I work in the accounting department for our organization. There are four people primarily involved in the accounting work, and I’m finding it difficult to manage our department’s workload. My primary pain point is managing Accounts Payable. We have many vendors we use on a recurring basis so I set up templates within our Accounting team in Asana. Each template has sections (verify, record, pay, etc). Each section has the tasks that, the majority of the time, apply to that vendor’s bill (verify quantity, verify purchase price, record bill in QB, record payment in QB, pay vendor, approve vendor payment, etc). The template tasks have default assignees so there’s less guesswork associated with creating 10-30 projects a day for multiple vendors. The person who creates the projects is told to put the initial steps that are required as due today, just as a default, and put the final steps, which are payment-related, as due on the due date per the bill’s terms. This became very hard to manage, because if I wasn’t on a project it was difficult to determine where we were on our A/P or, if I was on the project, my task list became overwhelming with the sheer volume of projects/similarly named tasks due.

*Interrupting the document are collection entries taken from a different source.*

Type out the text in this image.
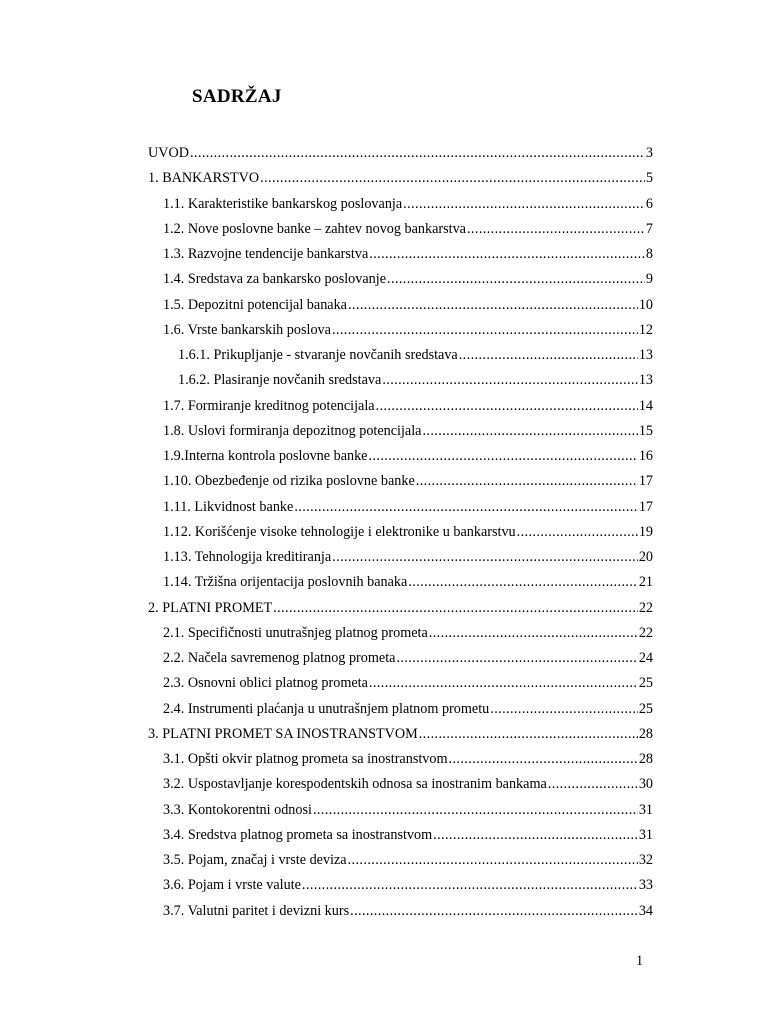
SADRŽAJ
UVOD .....	3
1. BANKARSTVO .....	5
1.1. Karakteristike bankarskog poslovanja .....	6
1.2. Nove poslovne banke – zahtev novog bankarstva .....	7
1.3. Razvojne tendencije bankarstva .....	8
1.4. Sredstava za bankarsko poslovanje .....	9
1.5. Depozitni potencijal banaka .....	10
1.6. Vrste bankarskih poslova .....	12
1.6.1. Prikupljanje - stvaranje novčanih sredstava .....	13
1.6.2. Plasiranje novčanih sredstava .....	13
1.7. Formiranje kreditnog potencijala .....	14
1.8. Uslovi formiranja depozitnog potencijala .....	15
1.9.Interna kontrola poslovne banke .....	16
1.10. Obezbeđenje od rizika poslovne banke .....	17
1.11. Likvidnost banke .....	17
1.12. Korišćenje visoke tehnologije i elektronike u bankarstvu .....	19
1.13. Tehnologija kreditiranja .....	20
1.14. Tržišna orijentacija poslovnih banaka .....	21
2. PLATNI PROMET .....	22
2.1. Specifičnosti unutrašnjeg platnog prometa .....	22
2.2. Načela savremenog platnog prometa .....	24
2.3. Osnovni oblici platnog prometa .....	25
2.4. Instrumenti plaćanja u unutrašnjem platnom prometu .....	25
3. PLATNI PROMET SA INOSTRANSTVOM .....	28
3.1. Opšti okvir platnog prometa sa inostranstvom .....	28
3.2. Uspostavljanje korespodentskih odnosa sa inostranim bankama .....	30
3.3. Kontokorentni odnosi .....	31
3.4. Sredstva platnog prometa sa inostranstvom .....	31
3.5. Pojam, značaj i vrste deviza .....	32
3.6. Pojam i vrste valute .....	33
3.7. Valutni paritet i devizni kurs .....	34
1
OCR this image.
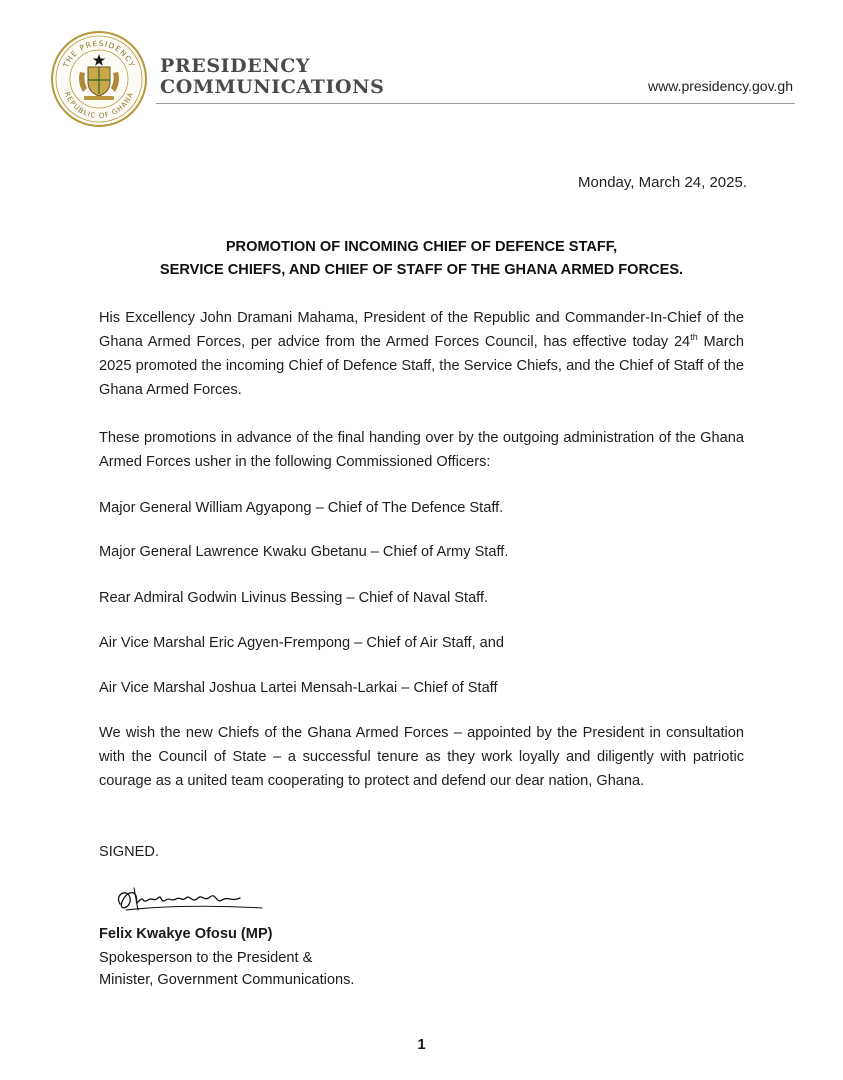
THE PRESIDENCY
REPUBLIC OF GHANA
PRESIDENCY
COMMUNICATIONS	www.presidency.gov.gh
Monday, March 24, 2025.
PROMOTION OF INCOMING CHIEF OF DEFENCE STAFF,
SERVICE CHIEFS, AND CHIEF OF STAFF OF THE GHANA ARMED FORCES.

His Excellency John Dramani Mahama, President of the Republic and Commander-In-Chief of the Ghana Armed Forces, per advice from the Armed Forces Council, has effective today 24th March 2025 promoted the incoming Chief of Defence Staff, the Service Chiefs, and the Chief of Staff of the Ghana Armed Forces.

These promotions in advance of the final handing over by the outgoing administration of the Ghana Armed Forces usher in the following Commissioned Officers:

Major General William Agyapong – Chief of The Defence Staff.

Major General Lawrence Kwaku Gbetanu – Chief of Army Staff.

Rear Admiral Godwin Livinus Bessing – Chief of Naval Staff.

Air Vice Marshal Eric Agyen-Frempong – Chief of Air Staff, and

Air Vice Marshal Joshua Lartei Mensah-Larkai – Chief of Staff

We wish the new Chiefs of the Ghana Armed Forces – appointed by the President in consultation with the Council of State – a successful tenure as they work loyally and diligently with patriotic courage as a united team cooperating to protect and defend our dear nation, Ghana.

SIGNED.

Felix Kwakye Ofosu (MP)
Spokesperson to the President &
Minister, Government Communications.
1
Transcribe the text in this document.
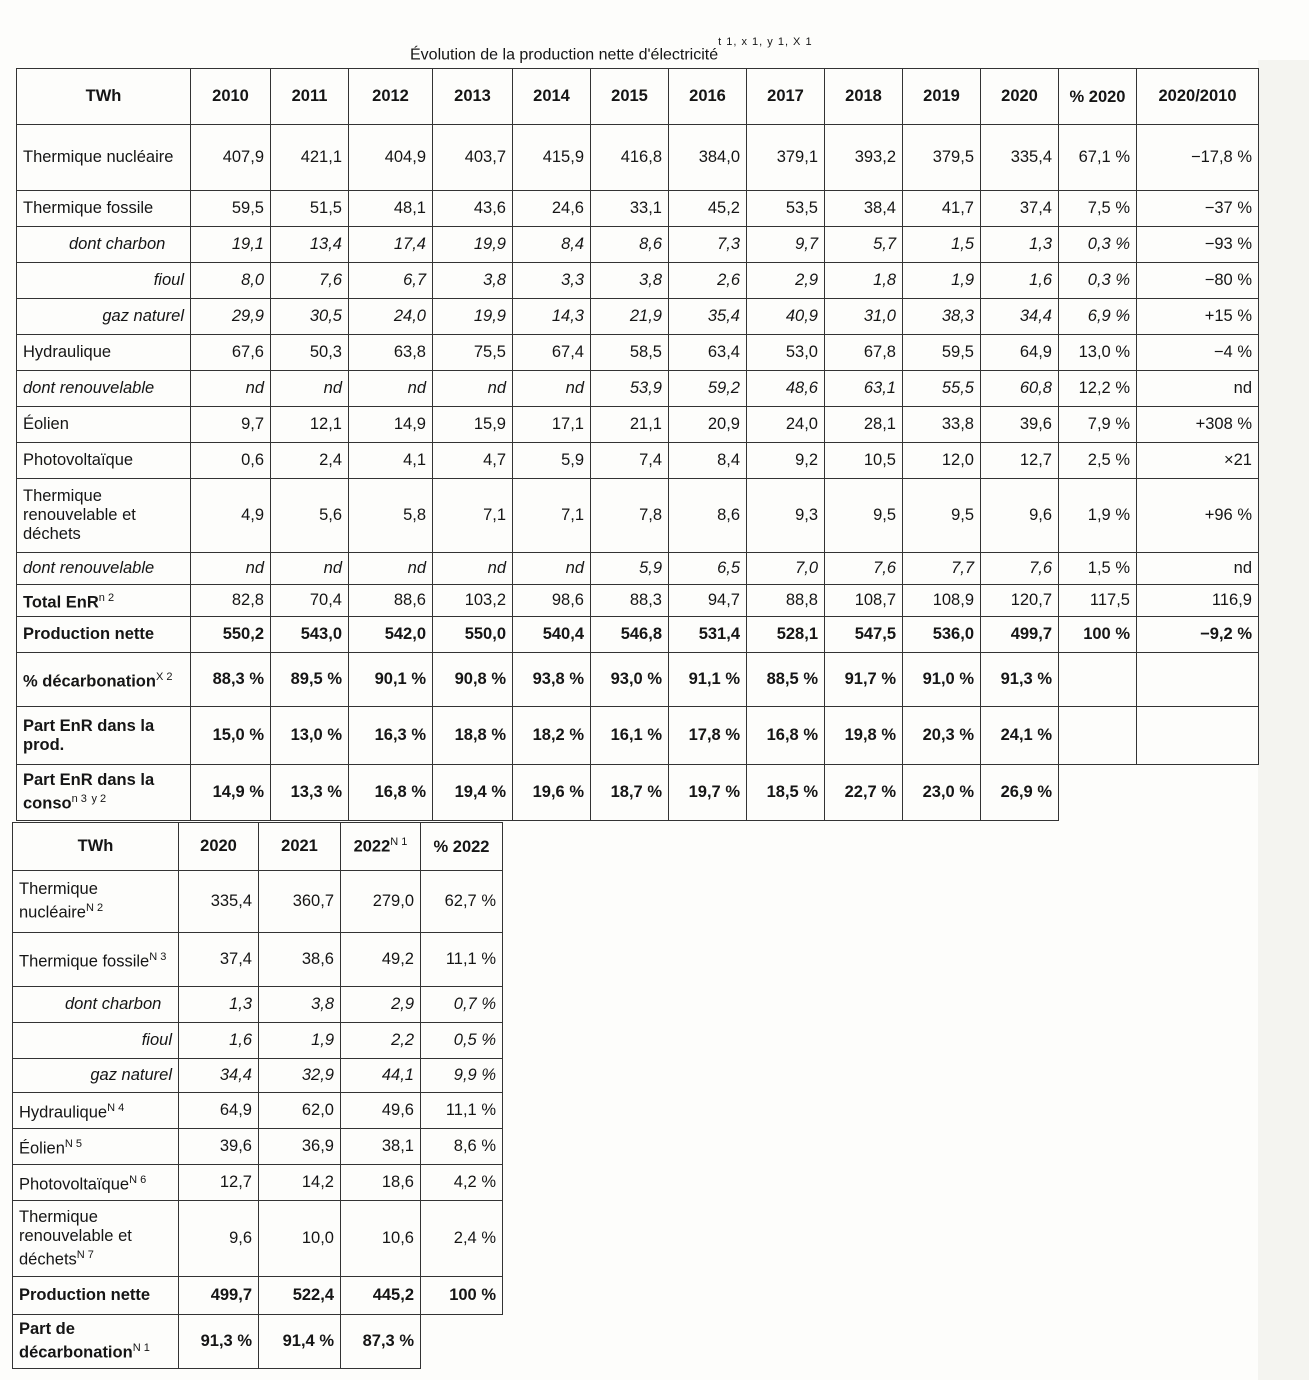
Évolution de la production nette d'électricité$^{t 1, x 1, y 1, X 1}$
TWh	2010	2011	2012	2013	2014	2015	2016	2017	2018	2019	2020	% 2020	2020/2010
Thermique nucléaire	407,9	421,1	404,9	403,7	415,9	416,8	384,0	379,1	393,2	379,5	335,4	67,1 %	−17,8 %
Thermique fossile	59,5	51,5	48,1	43,6	24,6	33,1	45,2	53,5	38,4	41,7	37,4	7,5 %	−37 %
dont charbon	19,1	13,4	17,4	19,9	8,4	8,6	7,3	9,7	5,7	1,5	1,3	0,3 %	−93 %
fioul	8,0	7,6	6,7	3,8	3,3	3,8	2,6	2,9	1,8	1,9	1,6	0,3 %	−80 %
gaz naturel	29,9	30,5	24,0	19,9	14,3	21,9	35,4	40,9	31,0	38,3	34,4	6,9 %	+15 %
Hydraulique	67,6	50,3	63,8	75,5	67,4	58,5	63,4	53,0	67,8	59,5	64,9	13,0 %	−4 %
dont renouvelable	nd	nd	nd	nd	nd	53,9	59,2	48,6	63,1	55,5	60,8	12,2 %	nd
Éolien	9,7	12,1	14,9	15,9	17,1	21,1	20,9	24,0	28,1	33,8	39,6	7,9 %	+308 %
Photovoltaïque	0,6	2,4	4,1	4,7	5,9	7,4	8,4	9,2	10,5	12,0	12,7	2,5 %	×21
Thermique renouvelable et déchets	4,9	5,6	5,8	7,1	7,1	7,8	8,6	9,3	9,5	9,5	9,6	1,9 %	+96 %
dont renouvelable	nd	nd	nd	nd	nd	5,9	6,5	7,0	7,6	7,7	7,6	1,5 %	nd
Total EnR$^{n 2}$	82,8	70,4	88,6	103,2	98,6	88,3	94,7	88,8	108,7	108,9	120,7	117,5	116,9
Production nette	550,2	543,0	542,0	550,0	540,4	546,8	531,4	528,1	547,5	536,0	499,7	100 %	−9,2 %
% décarbonation$^{X 2}$	88,3 %	89,5 %	90,1 %	90,8 %	93,8 %	93,0 %	91,1 %	88,5 %	91,7 %	91,0 %	91,3 %		
Part EnR dans la prod.	15,0 %	13,0 %	16,3 %	18,8 %	18,2 %	16,1 %	17,8 %	16,8 %	19,8 %	20,3 %	24,1 %		
Part EnR dans la conso$^{n 3}$ $^{y 2}$	14,9 %	13,3 %	16,8 %	19,4 %	19,6 %	18,7 %	19,7 %	18,5 %	22,7 %	23,0 %	26,9 %		
TWh	2020	2021	$2022^{N 1}$	% 2022
Thermique nucléaire$^{N 2}$	335,4	360,7	279,0	62,7 %
Thermique fossile$^{N 3}$	37,4	38,6	49,2	11,1 %
dont charbon	1,3	3,8	2,9	0,7 %
fioul	1,6	1,9	2,2	0,5 %
gaz naturel	34,4	32,9	44,1	9,9 %
Hydraulique$^{N 4}$	64,9	62,0	49,6	11,1 %
Éolien$^{N 5}$	39,6	36,9	38,1	8,6 %
Photovoltaïque$^{N 6}$	12,7	14,2	18,6	4,2 %
Thermique renouvelable et déchets$^{N 7}$	9,6	10,0	10,6	2,4 %
Production nette	499,7	522,4	445,2	100 %
Part de décarbonation$^{N 1}$	91,3 %	91,4 %	87,3 %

I created a Bill Tracking project with sections based on the type of task (ex. verify invoice, record in QB, pay vendor) in order to have a bird’s eye view of the A/P process. All the A/P templates are tied to this project, so they’re added automatically. It’s helpful to see what payments need to be made this week, or which invoices we’ve had for a week but the person assigned to it hasn’t looked at it. This is important because just because we’ve gotten an invoice doesn’t mean it’s in our accounting system because it may not have been verified, and knowing it’s close to being due helps to prioritize which invoices we need to look at sooner rather than later. But the problem I’ve found is that this has been overwhelming in a different way.
I’m concerned that having a project for each bill is the wrong way to go about managing the A/P process. The rest of my company is in Asana, and I’d like to find a solution that works for my department. Does anyone have any tips on how to manage their workload that (1) involves a high volume of similar but different projects and (2) involves multiple people?